Another year of A-level results

Another year of A-level results. Attention has focused on the slight dip in performance levels particularly for As and A*s grades. Yet this is due to a ’comparative outcomes’ approach to assessment, introduced by Michael Gove during  his ransacking of state education. Gove considered that examination boards where deliberately manipulating grade boundaries and causing ‘grade inflation’. As a result, while there is some room for flexibility, performance levels are not supposed to deviate from the previous year, even if students might be working harder and preparing better.

Gove’s A-levels have bedded down in other ways – media reports now give little or no attention to the changes in assessment that have meant coursework has virtually disappeared and that a student’s fate is now almost exclusively determined by an end of course written examination, which focuses on traditional academic skills. Gove also decoupled AS level. No longer a halfway stage to a full A-level, entries for AS are only about 20% of what they were two years ago. There’s also been another slight rise in numbers taking STEM subjects (sciences, maths technology and computing) which are contrasted with ‘soft’ subjects like humanities and the arts.

It’s Labour’s proposals for changing the application system which have received most attention. Applying through UCAS after results have been published, as Labour suggests, will certainly reduce numbers scrambling for ‘clearing’, reduce the significance of ‘predicted grades’ and, (it’s hoped) reduce the number of ‘non-conditional’ offers. Young people also spend huge amounts of time making UCAS applications from December to February when the time could be better spent on studying.

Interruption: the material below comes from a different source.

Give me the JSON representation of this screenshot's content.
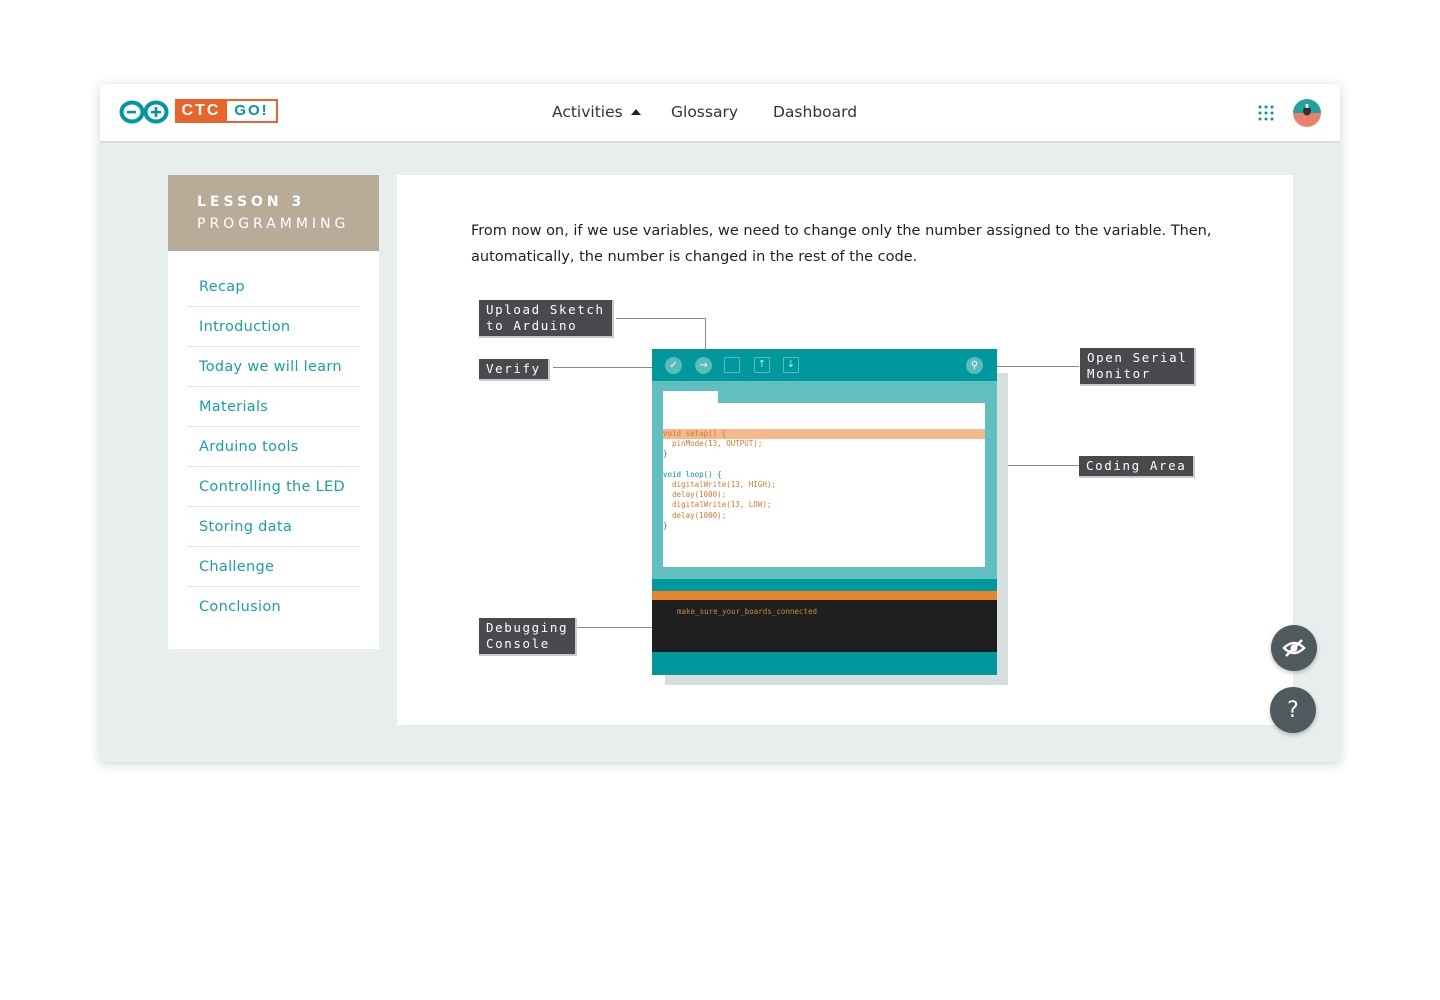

But there may be down sides to this. It’s likely young people will now have to return to school or college to make applications in September, putting huge pressure on staff trying to induct new students and start new courses, while universities will also need to delay the start of the academic year significantly. But there are more important implications. Firstly, many young people – this is also the cases with most adults, don’t enter university through the A-level route (there are nearly 250 000 BTEC students for example) so allowances will have to be made for those making non traditional applications. Neither is it the case that being made an unconditional offer always has negative implications for equality. For example there’s a lot to be said for universities making their own entry arrangements with local schools.

But changing the applications process is arguably of much  less significant than reforming the examinations and assessment system itself. A popular cause with reformers at the turn of the century, this task now seems to have been parked.